Systemic corticosteroids are typically reserved for severe AA based on concerns regarding long-term side effects and high relapse rates upon therapy cessation. Daily administration is optimal, and prednisone or prednisolone is preferred. Most studies investigating the efficacy and safety of oral corticosteroids in AA management are small and provide insufficient data. Studies conducted to examine the use of pulsed oral or IV corticosteroid therapy with prednisolone, methylprednisolone, and dexamethasone have demonstrated hair regrowth, but their sample sizes have been small.

Other Considerations

Some people with mild alopecia areata decide not to have any treatment.
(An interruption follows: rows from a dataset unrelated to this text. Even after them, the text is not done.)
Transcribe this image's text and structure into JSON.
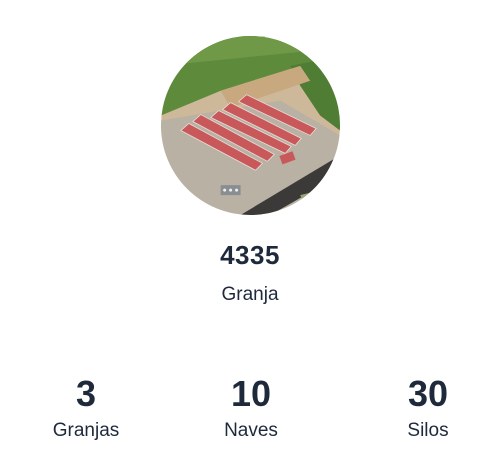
{
  "profile": {
    "photo_icon": "farm-aerial-photo",
    "code": "4335",
    "type": "Granja"
  },
  "stats": [
    {
      "value": "3",
      "label": "Granjas"
    },
    {
      "value": "10",
      "label": "Naves"
    },
    {
      "value": "30",
      "label": "Silos"
    }
  ]
}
Alopecia areata often happens once and then there is regrowth of normal hair. Sometimes, hair loss followed by periods of re-growth may happen again and again. Alopecia universalis is the name for complete loss of hair on the head, face and body. For limited areas of alopecia, the affected hairs shed and new hair may regrow. Your doctor may prescribe a few medications to try to help the hair to grow. However, there is no good evidence that any of these treatments will guarantee the hair will regrow. Follow the instructions for use very carefully. Hair may or may not regrow. Hair that is trying to regrow may respond to treatment and continue to regrow. If you are interested in wigs or hairpieces, you may wish to contact Locks of Love.

Novel Developments in Treating Alopecia Areata

Novel developments in treating alopecia areata include understanding Type 2 inflammation and why it is important. JAK inhibitors are immunomodulatory drugs. Immune cells and hair follicles interact through cellular mechanisms that utilize Janus kinase proteins (or JAKs) to transmit signals in the immune system. JAK inhibitors are considered the first-line treatment for severe alopecia areata, including universalis and totalis.